Mujer policía. Generosa en sus ondulaciones y con un rostro bello que atrapaba, y no solo miradas. Su carrera había sido tensa y peligrosa, pero le apasionaba. Por eso seguía ahí: las armas colgando de sus caderas y muslos, uniformarse de ese negro pegado a su piel, las fornituras como parte de sus músculos, encapucharse y sentirse todopoderosa, empuñar el errequince y aguantar la patada en cada jalón de gatillo. Pum.
Condecorada por su participación en operativos de importancia, en los que había logrado liberar un secuestrado, aprehender maleantes, recuperar el botín de algún robo o asalto. Su hoja de servicio era diáfana. Ni polvo tenía. Y ella era querida, admirada. Y temida.
En la policía la respetaban porque era entrona y nomás faltaba que le colgaran los abultados güevos entre las piernas. Y en el mundo del hampa la miraban con recelo: preferían no toparse con ella en medio de un callejón oscuro. Pero su fama hizo que se mareara un poco, aún estando sobre la banqueta o en el estribo de la patrulla. A mí me la pelan esos hijos de puta, repetía.
Su fama alcanzó sus carnes y sus pechos. Decían que no tenía novio pero andaba con un comandante o que era amante de un político pesado o de un empresario que tiene mucho dinero, o de un narco mandón que al fin había logrado domar su desbordante silueta y carácter. Las versiones iban y venían y ella solo sonreía cuando le llegaban rozando esos mitotes, en los pasillos y en los operativos.
Después de su fallido matrimonio, no se le habían conocido relaciones serias. Lo demás era cotilleo. Parecía una monja sexosa, armada y peligrosa. Quizá por eso no se le acercaban y se conformaban con babear desde la otra acera y cuchichear y soñarla orquetada y ventosa, con el cielo en esos ojos de faro de puerto.
Tenía a su hijo, un morro de ocho. La tía, la abuela, le amiga, la vecina, lo cuidaban. Se turnaban cuando ella doblaba jornada o de repente tenía que salir a un operativo en alguna comunidad rural. Era su vida, su adoración, en medio de las balas y el chaleco blindado. Y en esos mareos de quien cree que todo lo puede, empezó a borrar las fronteras entre la ley y el placer: prolongó su vida nocturna e hizo nidos y caminos entre los vellos, y lloviznó ahí y más abajo, en esos cañones de disparos líquidos y gritos sin dolor.

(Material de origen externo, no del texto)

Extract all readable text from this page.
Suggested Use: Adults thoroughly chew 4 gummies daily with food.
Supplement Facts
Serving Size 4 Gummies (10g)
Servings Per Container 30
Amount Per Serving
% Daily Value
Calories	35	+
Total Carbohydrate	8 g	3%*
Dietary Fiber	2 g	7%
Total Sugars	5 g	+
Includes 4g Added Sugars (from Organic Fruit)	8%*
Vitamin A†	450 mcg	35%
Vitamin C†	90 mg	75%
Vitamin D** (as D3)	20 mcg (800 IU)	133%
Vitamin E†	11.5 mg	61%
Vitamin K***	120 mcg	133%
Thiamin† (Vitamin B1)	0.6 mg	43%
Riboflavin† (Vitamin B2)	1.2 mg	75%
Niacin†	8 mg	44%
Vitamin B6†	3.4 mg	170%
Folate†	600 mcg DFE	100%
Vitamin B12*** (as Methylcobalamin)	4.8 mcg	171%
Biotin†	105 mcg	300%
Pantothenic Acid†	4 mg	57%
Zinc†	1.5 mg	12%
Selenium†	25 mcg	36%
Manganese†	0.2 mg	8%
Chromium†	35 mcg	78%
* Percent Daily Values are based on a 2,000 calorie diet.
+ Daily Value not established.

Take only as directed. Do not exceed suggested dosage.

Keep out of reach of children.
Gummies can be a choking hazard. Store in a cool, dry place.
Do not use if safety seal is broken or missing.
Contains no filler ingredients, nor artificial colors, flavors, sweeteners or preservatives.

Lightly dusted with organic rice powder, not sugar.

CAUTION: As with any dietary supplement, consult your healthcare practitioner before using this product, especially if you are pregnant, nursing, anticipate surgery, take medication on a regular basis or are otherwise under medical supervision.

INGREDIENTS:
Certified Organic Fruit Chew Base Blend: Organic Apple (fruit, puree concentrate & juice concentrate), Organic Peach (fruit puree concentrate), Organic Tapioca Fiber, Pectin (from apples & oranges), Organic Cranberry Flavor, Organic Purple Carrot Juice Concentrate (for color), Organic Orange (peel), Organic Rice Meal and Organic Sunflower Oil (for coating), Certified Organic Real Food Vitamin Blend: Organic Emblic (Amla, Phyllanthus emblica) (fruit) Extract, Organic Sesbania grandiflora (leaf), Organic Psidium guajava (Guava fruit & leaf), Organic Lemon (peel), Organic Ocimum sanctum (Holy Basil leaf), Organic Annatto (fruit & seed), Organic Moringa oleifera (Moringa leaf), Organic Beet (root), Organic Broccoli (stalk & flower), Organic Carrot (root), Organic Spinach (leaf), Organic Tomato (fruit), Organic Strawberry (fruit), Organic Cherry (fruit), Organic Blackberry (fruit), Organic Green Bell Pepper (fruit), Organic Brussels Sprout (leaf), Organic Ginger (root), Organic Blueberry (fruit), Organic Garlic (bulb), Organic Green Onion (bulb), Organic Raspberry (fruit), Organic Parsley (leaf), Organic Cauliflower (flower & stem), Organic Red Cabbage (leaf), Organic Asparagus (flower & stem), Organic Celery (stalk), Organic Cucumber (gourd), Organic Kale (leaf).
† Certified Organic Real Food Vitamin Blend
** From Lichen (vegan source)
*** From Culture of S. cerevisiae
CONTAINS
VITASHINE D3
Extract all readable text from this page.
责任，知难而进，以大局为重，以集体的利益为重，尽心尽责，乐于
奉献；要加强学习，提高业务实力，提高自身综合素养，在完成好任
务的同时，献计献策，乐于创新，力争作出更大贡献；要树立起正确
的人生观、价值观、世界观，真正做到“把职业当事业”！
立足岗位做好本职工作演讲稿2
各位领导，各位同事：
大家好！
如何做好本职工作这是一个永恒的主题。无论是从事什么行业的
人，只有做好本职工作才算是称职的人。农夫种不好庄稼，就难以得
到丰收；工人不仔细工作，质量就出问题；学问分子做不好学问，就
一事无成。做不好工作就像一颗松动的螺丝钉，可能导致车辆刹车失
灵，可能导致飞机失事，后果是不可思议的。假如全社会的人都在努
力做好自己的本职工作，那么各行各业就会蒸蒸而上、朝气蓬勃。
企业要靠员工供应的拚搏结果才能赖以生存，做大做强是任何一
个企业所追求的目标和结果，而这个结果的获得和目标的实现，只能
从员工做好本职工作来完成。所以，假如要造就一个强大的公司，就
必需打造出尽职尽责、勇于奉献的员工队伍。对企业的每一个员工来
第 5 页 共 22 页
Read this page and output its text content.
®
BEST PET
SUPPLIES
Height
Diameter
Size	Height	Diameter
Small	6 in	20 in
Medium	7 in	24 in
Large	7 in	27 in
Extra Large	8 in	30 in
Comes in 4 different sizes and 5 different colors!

Dijeron que se había metido con un delincuente de altos vuelos, que era un político federal y hasta con un militar de buen rango. Lo cierto es que su enredadera la alcanzó aquella noche, en que su hijo le pidió que le comprara un gansito. Fue a la tienda y la cercaron sin que se diera cuenta. Tardó y su hijo salió a ver qué pasaba. Vio a las patrullas a lo lejos y el cuerpo tendido de ella, bajo la sábana azul de los forenses.